Tijdens een vliegerweekend bij Tako Kichi trof ik deze mensen en mocht
het model opmeten. Door zijn mooie vlieggedrag viel de vlieger direct
op. Bij windkracht 4 stond hij in de lucht vastgeprikt en de trekkracht
was heel laag. Het model was aan de vleugelpunten en aan de staander
voorzien van lange linten (minimaal 6 linten van 1,5 m lang) om de
stabiele vlucht te verzorgen, dit past goed bij het model. Die avond
werd de vlieger voor het nachtvliegeren gebruikt. Op de randen was
reflectieband genaaid, dit kon men met een zaklamp laten oplichten, een
prachtig schouwspel. Kortom een vlieger die door de sierlijke vorm zeer
attractief en tevens goed bruikbaar is om bijzondere patronen in te
verwerken. Dit model is volgens ons niet echt geschikt voor de
beginnende vliegerbouwer. Het vliegbereik ligt tussen 1½ - 4 Bft. MATERIAAL ±
3 m1 32- of 54 grams spinnakerdoek ZEIL Voor
deze beschrijving gebruiken we geen moeilijke zeilindeling, maar één
vlak zonder extra naden etc. De vlieger is opgebouwd uit een kop, twee
vleugeldelen met daar aan vast de staartdelen en de twee vlakken voor de
tunnelkiel. De vleugeldelen en de staartdelen worden ter plaatse van
markering F in het zeilplan met elkaar verbonden door een naad. Om al
die verschillende delen goed te kunnen uitsnijden maken we eerst een mal
van het totale vleugeldeel met de staart er aan vast. Plus een losse mal
voor de kop en voor de tunnelkiel. Daar waar de delen aan elkaar moeten
worden gestikt houden we rekening met een toevoeging van 7 mm voor de
zoom. Let wel, de zoomtoeslag voor de zijde van de tunnelkiel waar de
beide tunnelzijden aan elkaar worden genaaid moeten 14 mm zijn i.p.v.

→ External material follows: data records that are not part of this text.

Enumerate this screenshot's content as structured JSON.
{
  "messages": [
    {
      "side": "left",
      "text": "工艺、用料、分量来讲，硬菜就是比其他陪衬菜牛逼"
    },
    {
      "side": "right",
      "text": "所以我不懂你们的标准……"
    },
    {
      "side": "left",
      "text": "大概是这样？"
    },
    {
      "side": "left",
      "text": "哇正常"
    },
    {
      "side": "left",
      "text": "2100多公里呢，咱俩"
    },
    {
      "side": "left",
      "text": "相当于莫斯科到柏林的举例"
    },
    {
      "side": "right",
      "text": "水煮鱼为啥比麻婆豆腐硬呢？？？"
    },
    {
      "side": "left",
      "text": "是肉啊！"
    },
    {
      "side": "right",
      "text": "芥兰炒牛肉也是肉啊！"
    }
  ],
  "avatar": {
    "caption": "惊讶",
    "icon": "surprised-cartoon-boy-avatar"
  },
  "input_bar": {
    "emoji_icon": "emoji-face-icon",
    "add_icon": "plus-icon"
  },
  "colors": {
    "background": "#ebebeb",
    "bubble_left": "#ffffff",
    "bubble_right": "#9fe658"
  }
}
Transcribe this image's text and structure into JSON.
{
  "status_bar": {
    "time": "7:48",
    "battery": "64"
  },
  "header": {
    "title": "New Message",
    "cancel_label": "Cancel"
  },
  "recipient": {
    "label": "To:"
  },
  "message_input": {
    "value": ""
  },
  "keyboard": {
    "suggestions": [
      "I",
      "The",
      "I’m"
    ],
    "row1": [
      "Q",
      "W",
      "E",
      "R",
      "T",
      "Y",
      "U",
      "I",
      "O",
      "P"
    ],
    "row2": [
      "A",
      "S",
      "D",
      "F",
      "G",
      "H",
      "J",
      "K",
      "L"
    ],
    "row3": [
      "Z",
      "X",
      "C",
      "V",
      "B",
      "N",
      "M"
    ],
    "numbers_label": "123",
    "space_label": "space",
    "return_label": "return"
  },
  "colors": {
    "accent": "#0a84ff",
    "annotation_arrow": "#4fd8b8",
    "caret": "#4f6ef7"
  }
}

de gebruikelijke 7 mm (zie detail aanzet tunnelkiel). De maten voor het
vleugeldeel zijn maar ten dele terug te vinden in de tekening. De curve
van de tunnelhoes is aangegeven en is door een staaf van 6 mm langs deze
punten te buigen goed uit te tekenen. De ondercurve kan d.m.v. de punten
C, G, en F met elkaar te verbinden met een fiberstaafje van 2mm worden
bepaald. Een mooie vloeiende lijn is zo gemakkelijk gemaakt. Snij alle
delen zorgvuldig uit. Vervolgens kunnen we de vleugeldelen aan elkaar
stikken en de staartdelen weer aan deze vleugels stikken. Leg steeds de
zoom aan de achterkant van de vlieger en stik deze met een tweede steek
plat. De onderkant van de vleugels kunnen we geheel afwerken met
zoomband. Ter plaatse van het tunneltje op de staartzijden kunnen we de
afwerking achterwege laten. Nu gaan we het kopdeel eerst van een
neusversterking voorzien door twee lagen dacron (iets verspringend) in
de punt te naaien. Hier overheen kan dan de zoomband voor de
randafwerking komen. Dit geeft een verzorgd geheel. Als laatste naaien
we dit deel aan de vleugels vast met een platstiknaad. De vlieger begint
zijn vorm te krijgen. We
gaan nu de tunnel voorzien van zoomband aan de voor- en achterzijde
ervan. De zoom die aan het toompunt grenst (lengte van die naad = 68,5
cm) moeten we eerst 7 mm omzomen. Hiervoor is die 14 mm zoomtoeslag.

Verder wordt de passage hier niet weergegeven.